À la fin des années 1980, Harlem Désir défendait la position du droit du sol simple [4], mais y croyait-il lui-même ? Il le présentait comme un acquis républicain, ce qui est faux. Il n’est pas appliqué, en dehors des grands pays d’immigration qui ont besoin d’attirer massivement de nouvelles populations. Même aux États-Unis il est fortement critiqué car se pose le problème des femmes mexicaines qui viennent accoucher en passant la frontière. Le droit du sol est sans rapport avec le problème de la déchéance. Il n’était donc pas justifié de l’invoquer au nom des « valeurs de la République ».

La portée juridique de la déchéance de la nationalité

En 1948, la Déclaration universelle des Droits de l’Homme a indiqué que tout individu a droit à une nationalité. Or le Conseil d’État a estimé récemment que la Convention de 1961 [5] n’ayant pas été ratifiée par la France, il est possible de déchoir un national de sa nationalité. Le seul problème est de savoir, d’une part, s’il faut la rendre plus facile, plus large, en raison des circonstances actuelles et, d’autre part, s’il faut le faire par une loi ou par la Constitution.
On peut être pour ou contre la déchéance de la nationalité, mais modifier la Constitution me paraît absurde. On peut discuter de l’intérêt de rendre, dans les circonstances actuelles, la déchéance plus facile. C’est une affaire de gouvernement sur laquelle on peut avoir des avis différents. Les gouvernements changeant, ils peuvent aussi modifier leurs choix. L’inscription dans la Constitution est d’une autre nature, d’autant que tout le monde s’accorde sur le peu d’effets pratiques de cette déchéance.
L’affaire de la déchéance est, je l’ai dit, sans rapport avec le problème du droit du sol.
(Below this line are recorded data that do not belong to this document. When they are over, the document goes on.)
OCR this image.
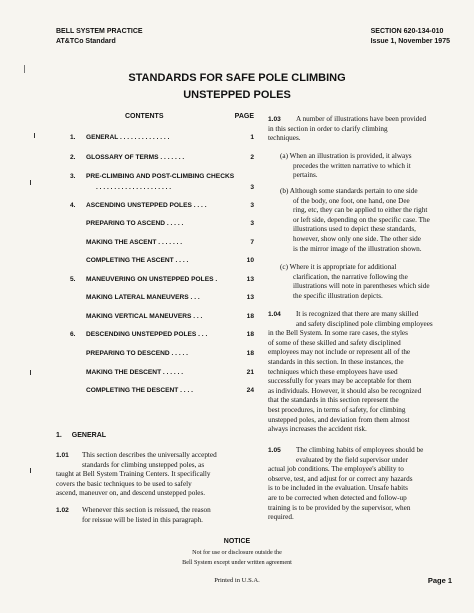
BELL SYSTEM PRACTICE
AT&TCo Standard
SECTION 620-134-010
Issue 1, November 1975
STANDARDS FOR SAFE POLE CLIMBING
UNSTEPPED POLES
CONTENTS	PAGE
1. GENERAL . . . . . . . . . . . . . .	1
2. GLOSSARY OF TERMS . . . . . . .	2
3. PRE-CLIMBING AND POST-CLIMBING CHECKS
. . . . . . . . . . . . . . . . . . . . .	3
4. ASCENDING UNSTEPPED POLES . . . .	3
PREPARING TO ASCEND . . . . .	3
MAKING THE ASCENT . . . . . . .	7
COMPLETING THE ASCENT . . . .	10
5. MANEUVERING ON UNSTEPPED POLES .	13
MAKING LATERAL MANEUVERS . . .	13
MAKING VERTICAL MANEUVERS . . .	18
6. DESCENDING UNSTEPPED POLES . . .	18
PREPARING TO DESCEND . . . . .	18
MAKING THE DESCENT . . . . . .	21
COMPLETING THE DESCENT . . . .	24
1. GENERAL
1.01 This section describes the universally accepted
standards for climbing unstepped poles, as
taught at Bell System Training Centers. It specifically
covers the basic techniques to be used to safely
ascend, maneuver on, and descend unstepped poles.
1.02 Whenever this section is reissued, the reason
for reissue will be listed in this paragraph.
1.03 A number of illustrations have been provided
in this section in order to clarify climbing
techniques.
(a) When an illustration is provided, it always
precedes the written narrative to which it
pertains.
(b) Although some standards pertain to one side
of the body, one foot, one hand, one Dee
ring, etc, they can be applied to either the right
or left side, depending on the specific case. The
illustrations used to depict these standards,
however, show only one side. The other side
is the mirror image of the illustration shown.
(c) Where it is appropriate for additional
clarification, the narrative following the
illustrations will note in parentheses which side
the specific illustration depicts.
1.04 It is recognized that there are many skilled
and safety disciplined pole climbing employees
in the Bell System. In some rare cases, the styles
of some of these skilled and safety disciplined
employees may not include or represent all of the
standards in this section. In these instances, the
techniques which these employees have used
successfully for years may be acceptable for them
as individuals. However, it should also be recognized
that the standards in this section represent the
best procedures, in terms of safety, for climbing
unstepped poles, and deviation from them almost
always increases the accident risk.
1.05 The climbing habits of employees should be
evaluated by the field supervisor under
actual job conditions. The employee's ability to
observe, test, and adjust for or correct any hazards
is to be included in the evaluation. Unsafe habits
are to be corrected when detected and follow-up
training is to be provided by the supervisor, when
required.
NOTICE
Not for use or disclosure outside the
Bell System except under written agreement
Printed in U.S.A.	Page 1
Dans une première mouture du projet, la question de la binationalité posait des problèmes. La binationalité est une notion floue qui conduit à des situations pouvant être inextricables. La nationalité relève de la souveraineté des États. Des personnes qui, en fonction du droit français (par exemple des articles 23 ou 44) sont françaises, peuvent, dans les pays musulmans, être considérées comme des nationaux de ces pays en fonction du principe d’allégeance perpétuelle. Le fait qu’ils deviennent français ne les empêche pas de rester marocains, tunisiens ou syriens pour les autorités marocaines, tunisiennes ou syriennes. Ils n’y peuvent rien, ils sont binationaux. Le fameux débat sur l’exigence d’une mononationalité peut être soutenable dans l’abstrait (c’est vrai, sans doute, que l’on ne peut être citoyen que d’un seul pays), mais la binationalité est la conséquence logique de la souveraineté des États pour définir leurs nationaux. C’est pourquoi beaucoup de gens sont binationaux sans le savoir, d’autres pourraient être considérés comme binationaux. Le nombre des binationaux potentiels est plus important que ce que l’on croit. Une grand-mère suédoise peut vous donner des droits à la nationalité suédoise. Tous les juifs pourraient être considérés comme binationaux puisqu’ils ont le droit, selon la loi israélienne du retour, d’acquérir la nationalité israélienne. L’Espagne considère que les gens d’Amérique du Sud ont une identité espagnole « dormante ». S’ils le veulent et sous certaines conditions, ils ont droit à la nationalité espagnole. Cela renvoie à l’idée que, d’une certaine façon, les binationaux sont des gens qui ont une nationalité qu’ils exercent en tant que citoyens du pays où ils sont et ont une identité « dormante ». On entre dans des situations inextricables.
Le premier projet de réforme envisageait d’établir des différences de citoyenneté française selon le mode d’acquisition. Or ceci est contraire à l’idée actuelle de citoyenneté puisqu’on est citoyen français, quelle que soit la voie par laquelle on l’a obtenue. Jusqu’en 1974, les naturalisés n’avaient pas le droit de vote pendant 5 ans ni d’être éligible pendant 10 ans. C’est la réforme de 1974 conforme à l’idée républicaine de la citoyenneté qui a donné aux naturalisés le droit d’être immédiatement titulaires de l’ensemble des droits de la citoyenneté. C’était conforme à l’idée républicaine, selon laquelle l’on ne distingue pas les citoyens selon la voie par laquelle ils le sont français.
L’autre problème de fond est que, depuis la Déclaration universelle des droits de l’homme de 1948, tout individu a droit à une nationalité. Déchoir de la nationalité les binationaux, ou qui ne peuvent pas dire s’ils le sont, pose des problèmes à tel point que la Cour Suprême des États-Unis a émis un avis, assez intéressant en soi car il a influencé le Conseil d’État. Pour la Cour Suprême, la privation de nationalité constitue « une forme de punition plus primitive encore que la torture en tant qu’elle détruit l’existence politique de l’individu en développement depuis des siècles ». La conclusion a été que la déchéance est contraire au 8ème amendement de la Constitution américaine sur la prohibition des traitements dégradants. Autrement dit, vous pouvez être condamné à mort en tant qu’Américain mais on ne vous enlève pas pour autant la nationalité américaine !
L’introduction de la binationalité posait donc toute une série de questions à la fois sur la binationalité et sur le fait, qu’au nom de l’égalité, la déchéance devait être étendue à tous les citoyens mais conduisait ceux qui ne possédaient qu’une nationalité à être des apatrides. Devant cet imbroglio, il y a eu un recul.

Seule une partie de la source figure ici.